A Dead Fly and My First Serious Encounter with Atheism
I was one of those over-thinky kids who looks for metaphors everywhere. I always thought that nature was a book waiting to be read if we could simply listen well enough to what it was trying to say.
But one afternoon when I was about six or seven, I was sitting at the kitchen table when a huge, flat housefly landed right next to my hand and died. Boom. The impact didn’t kill the thing, he just ran out of life smack at that moment--one second he was buzzing around, the next, he was belly up with all six legs in the air. The whole scene could have been part of a British comedy, it was so dark and severe.

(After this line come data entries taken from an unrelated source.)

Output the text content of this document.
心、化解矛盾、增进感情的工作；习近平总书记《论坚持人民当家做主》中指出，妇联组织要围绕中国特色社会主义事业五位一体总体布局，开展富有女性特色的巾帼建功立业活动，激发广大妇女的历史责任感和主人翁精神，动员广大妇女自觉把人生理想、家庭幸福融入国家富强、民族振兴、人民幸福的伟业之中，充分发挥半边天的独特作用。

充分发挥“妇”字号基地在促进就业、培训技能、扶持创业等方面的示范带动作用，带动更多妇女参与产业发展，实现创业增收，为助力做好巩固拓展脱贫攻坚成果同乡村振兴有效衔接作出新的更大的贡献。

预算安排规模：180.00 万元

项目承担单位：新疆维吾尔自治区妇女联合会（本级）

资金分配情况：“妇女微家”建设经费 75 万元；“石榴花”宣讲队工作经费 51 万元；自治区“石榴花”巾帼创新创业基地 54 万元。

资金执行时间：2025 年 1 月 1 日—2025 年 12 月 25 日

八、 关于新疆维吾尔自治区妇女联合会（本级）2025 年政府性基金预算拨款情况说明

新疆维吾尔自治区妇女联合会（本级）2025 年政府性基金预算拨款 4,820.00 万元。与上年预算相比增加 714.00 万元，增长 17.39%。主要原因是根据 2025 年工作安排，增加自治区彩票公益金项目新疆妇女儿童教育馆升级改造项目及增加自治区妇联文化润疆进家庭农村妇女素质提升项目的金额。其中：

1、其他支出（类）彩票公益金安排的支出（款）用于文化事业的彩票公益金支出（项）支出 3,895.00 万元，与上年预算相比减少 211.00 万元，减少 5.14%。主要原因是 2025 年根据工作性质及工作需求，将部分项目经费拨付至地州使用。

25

While that experience wouldn’t create a spiritual crisis for a lot of people, it threw little-kid-me for a loop. Until that moment, the world had been pregnant with the presence of the goodness of God, and here was this stupid random fly knocking me off my game. The whole aesthetic of the thing, the ugliness and pointlessness of it, didn’t fit into the Divine romance that had infatuated me about planet earth.
“What does this MEAN?” I prayed. “Is the world really so random?”
I hadn’t read any existentialists at that age, of course, but here was the epistemological seed of Waiting for Godot or "The Metamorphosis." I was asking, “Is there really no grand narrative of the universe?”
This dead fly felt like a flash of hard, ugly, adult reality, a look behind the Matrix, or behind the Wizard's curtain in Oz. That dead fly meant that nothing meant anything after all.
As I roll that memory around in my mind today, I still take it seriously. Yeah, these were child thoughts, but they were also part of the fundamental decision we all have to make when trying to figure out how the beauty of the world connects with its apparent meaninglessness.
As the years have passed, sometimes I’ve felt close to God, and other times I’ve felt far from him. Sometimes I’ve been swept off my feet because nature reads like a prophecy that points straight in to the Holy of Holies. Other times I’ve watched NOVA specials and seen a band of wild dogs attacking a wounded animal and creation has felt cold, void, material, and indifferent-- saying nothing at all.
Wendell Berry once claimed that the Lord, ‘goes fishing every day in the Kentucky River. I see Him often,’ and these lines make me smile, because I, too, have often met with my Lord where waves smack against the sides of a metal fishing boat. But I have had dead times, too, where I felt like a naked ape wearing sunscreen, floating in a chunk of metal, and not sensing much of anything deep at all.
So while I can tell you what I have experienced in nature, and while I can tell you what I think its beauty means, I want you to know my limitations in that exercise. I have known spiritual ecstasy and I have known spiritual drought.
I can be honest with you about both, but The Holy Spirit must finish the work every poet begins. Eloquence accomplishes nothing apart from him.